Sai cosa ti dico? Che l'esperienza dovrebbe averci insegnato che non ottenere l'endorsement da parte di tv, giornali, intellettuali e soloni vari e avariati sia una gran bella botta di culo. O non ci azzeccano nulla oppure portano sfiga: ti danno per perdente e vinci; ti danno per finito e cominci; ti danno per morto e risorgi; ti danno del coglione e poi i cretini dimostrano di esserlo loro.

Al di là della propaganda, il New York Times nei giorni passati si è spinto addirittura oltre. Oltre ogni limite. Come? Invitando, anzi dovrei dire ordinando, agli elettori-lettori di votare Kamala Harris allo scopo di scongiurare il possibile ritorno di Donald Trump alla Casa Bianca. Ti pare onesto? Anzi no, ti pare elegante? Ti pare deontologicamente corretto? Trattasi di una cafonata, compiuta da chi ha la puzza sotto il naso, quei radicalchic che vivono nell'attico in centro e che ignorano i problemi reali della gente comune.

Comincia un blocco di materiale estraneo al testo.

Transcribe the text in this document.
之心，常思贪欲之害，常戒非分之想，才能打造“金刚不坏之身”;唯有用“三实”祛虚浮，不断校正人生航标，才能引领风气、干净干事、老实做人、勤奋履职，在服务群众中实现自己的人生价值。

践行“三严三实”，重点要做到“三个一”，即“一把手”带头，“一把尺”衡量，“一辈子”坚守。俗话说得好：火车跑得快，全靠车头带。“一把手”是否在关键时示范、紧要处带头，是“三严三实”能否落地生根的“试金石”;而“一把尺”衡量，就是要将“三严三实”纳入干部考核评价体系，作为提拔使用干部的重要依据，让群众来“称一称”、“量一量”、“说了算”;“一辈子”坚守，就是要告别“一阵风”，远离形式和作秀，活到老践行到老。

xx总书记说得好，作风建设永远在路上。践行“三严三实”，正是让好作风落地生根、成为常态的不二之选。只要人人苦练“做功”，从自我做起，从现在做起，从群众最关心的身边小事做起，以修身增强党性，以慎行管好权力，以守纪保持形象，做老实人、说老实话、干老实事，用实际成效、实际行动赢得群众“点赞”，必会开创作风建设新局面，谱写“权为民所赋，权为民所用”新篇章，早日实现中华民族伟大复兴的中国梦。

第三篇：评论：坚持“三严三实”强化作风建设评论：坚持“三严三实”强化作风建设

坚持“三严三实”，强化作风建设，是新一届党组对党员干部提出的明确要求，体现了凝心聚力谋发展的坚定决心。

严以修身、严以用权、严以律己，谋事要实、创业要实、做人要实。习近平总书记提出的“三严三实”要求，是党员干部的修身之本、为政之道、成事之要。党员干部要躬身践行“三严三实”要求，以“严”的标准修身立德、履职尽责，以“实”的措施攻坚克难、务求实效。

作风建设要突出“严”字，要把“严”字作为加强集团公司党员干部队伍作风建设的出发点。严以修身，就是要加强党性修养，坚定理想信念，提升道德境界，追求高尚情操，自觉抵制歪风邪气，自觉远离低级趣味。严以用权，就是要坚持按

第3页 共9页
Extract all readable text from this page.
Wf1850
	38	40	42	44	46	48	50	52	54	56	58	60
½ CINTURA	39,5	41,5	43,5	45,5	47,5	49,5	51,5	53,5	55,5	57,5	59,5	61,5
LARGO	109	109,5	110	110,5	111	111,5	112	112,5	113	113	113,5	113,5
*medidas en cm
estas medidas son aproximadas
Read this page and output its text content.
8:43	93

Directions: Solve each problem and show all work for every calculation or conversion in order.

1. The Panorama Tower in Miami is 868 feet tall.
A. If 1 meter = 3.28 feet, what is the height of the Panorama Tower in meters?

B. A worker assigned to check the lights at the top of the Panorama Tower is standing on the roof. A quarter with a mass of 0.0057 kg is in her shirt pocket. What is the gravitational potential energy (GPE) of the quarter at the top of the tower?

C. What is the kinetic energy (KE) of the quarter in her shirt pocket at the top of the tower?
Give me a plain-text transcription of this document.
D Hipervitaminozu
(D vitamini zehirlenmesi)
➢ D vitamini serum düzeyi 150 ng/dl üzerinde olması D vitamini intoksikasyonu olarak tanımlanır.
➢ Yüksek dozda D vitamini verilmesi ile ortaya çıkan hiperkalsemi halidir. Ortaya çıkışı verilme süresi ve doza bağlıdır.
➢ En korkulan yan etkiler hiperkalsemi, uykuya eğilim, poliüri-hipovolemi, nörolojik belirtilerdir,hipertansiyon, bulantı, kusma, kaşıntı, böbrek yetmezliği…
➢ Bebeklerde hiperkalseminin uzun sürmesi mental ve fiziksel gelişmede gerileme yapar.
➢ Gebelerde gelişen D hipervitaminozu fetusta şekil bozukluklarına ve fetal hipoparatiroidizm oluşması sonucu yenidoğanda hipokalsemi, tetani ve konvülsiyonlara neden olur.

Tutto questo mi induce a riflettere su una circostanza che viene trascurata: ma se i sondaggi vogliono Kamala in netto vantaggio, se la vittoria è senza dubbio di questa donna la quale sarebbe amata da neri, latinos, donne di ogni colore ed estrazione sociale, depilate e non depilate, grasse e magre, istruite ed

ignoranti, occupate e disoccupate, maritate e single, che bisogno ha il New York Times di appellarsi ai lettori chiedendo loro di non votare Trump?

Al mio paese si chiama «farsela sotto per la paura». A Manhattan non saprei.